Le chantier se fixera des objectifs tangibles partagés et validés avec les responsables du rapprochement adossés à des indicateurs de suivi, véritables thermomètres censés refléter le nouvel ancrage culturel. Agissant dans un premier temps par ses propres moyens (diagnostic culturel, définition de la culture cible, déclinaison par population), le chantier agira par la suite comme support auprès des streams existants pour :
- Alimenter le contenu par population dans les différents supports de la conduite du changement et de la communication (formation posture managériale, formation rôle métier…),
- Veiller à la cohérence des différents projets déployés (nouveau processus de recrutement, rites de célébration, processus de définition de la nouvelle stratégie).

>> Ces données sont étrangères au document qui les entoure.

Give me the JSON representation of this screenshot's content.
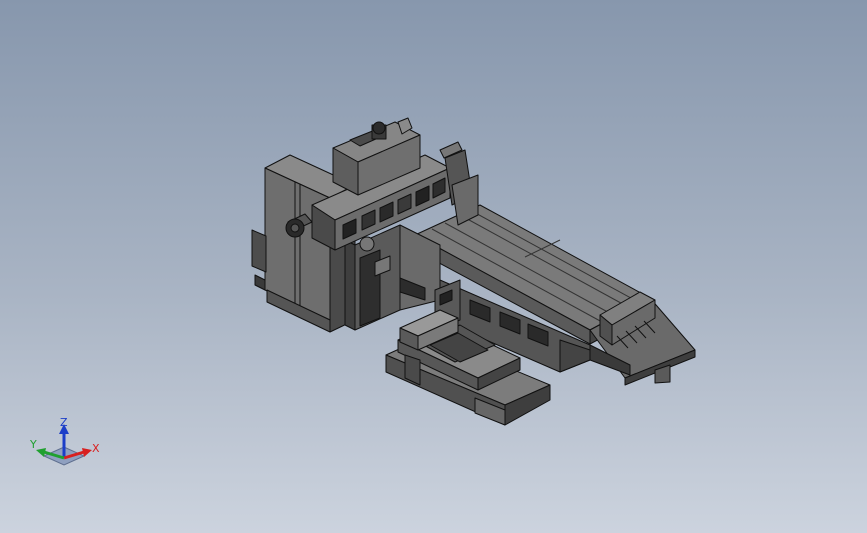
{
  "viewport": {
    "background_top": "#8797ad",
    "background_bottom": "#ccd3de"
  },
  "model": {
    "face_colors": {
      "light": "#7d7d7d",
      "mid": "#5e5e5e",
      "dark": "#404040",
      "edge": "#111111"
    }
  },
  "triad": {
    "x_label": "X",
    "y_label": "Y",
    "z_label": "Z",
    "x_color": "#d82020",
    "y_color": "#20a030",
    "z_color": "#1c3ec8"
  }
}
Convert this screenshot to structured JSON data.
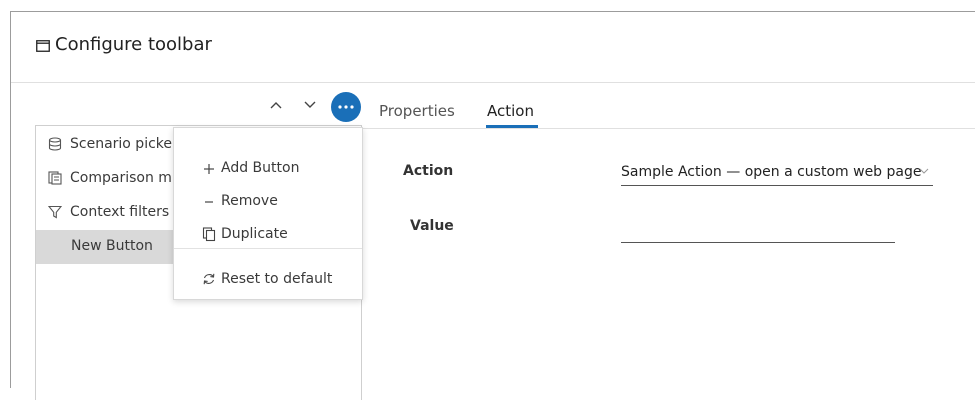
{
  "header": {
    "title": "Configure toolbar"
  },
  "tree": {
    "items": [
      {
        "label": "Scenario picke"
      },
      {
        "label": "Comparison m"
      },
      {
        "label": "Context filters"
      },
      {
        "label": "New Button"
      }
    ]
  },
  "menu": {
    "items": [
      {
        "label": "Add Button"
      },
      {
        "label": "Remove"
      },
      {
        "label": "Duplicate"
      },
      {
        "label": "Reset to default"
      }
    ]
  },
  "tabs": [
    {
      "label": "Properties"
    },
    {
      "label": "Action"
    }
  ],
  "form": {
    "action_label": "Action",
    "action_value": "Sample Action — open a custom web page",
    "value_label": "Value",
    "value_value": ""
  },
  "colors": {
    "accent": "#1a6fb8",
    "selected_row": "#d9d9d9"
  }
}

Un facteur différenciant : la nomination d’un référent, qui pourrait être appelé Chief Culture Officer, pour les sujets culturels et garant de la bonne diffusion de cette nouvelle culture. Ce rôle gagne à être assuré par un binôme de dirigeants issus des différentes entités ou par un dirigeant arrivé depuis peu et qui serait donc ouvert à l’émergence d’une culture nouvelle. Des entreprises comme Decathlon ou Netflix ont démontré brillamment comment accroitre leur impact en mettant la culture au même niveau que les fonctions traditionnelles des entreprises. Comme pour ces dernières, l’enjeu est d’autant plus sensible après un rapprochement.
La culture d’une organisation, en particulier au moment d’une fusion, est un sujet stratégique : il demande à être conduit comme tel.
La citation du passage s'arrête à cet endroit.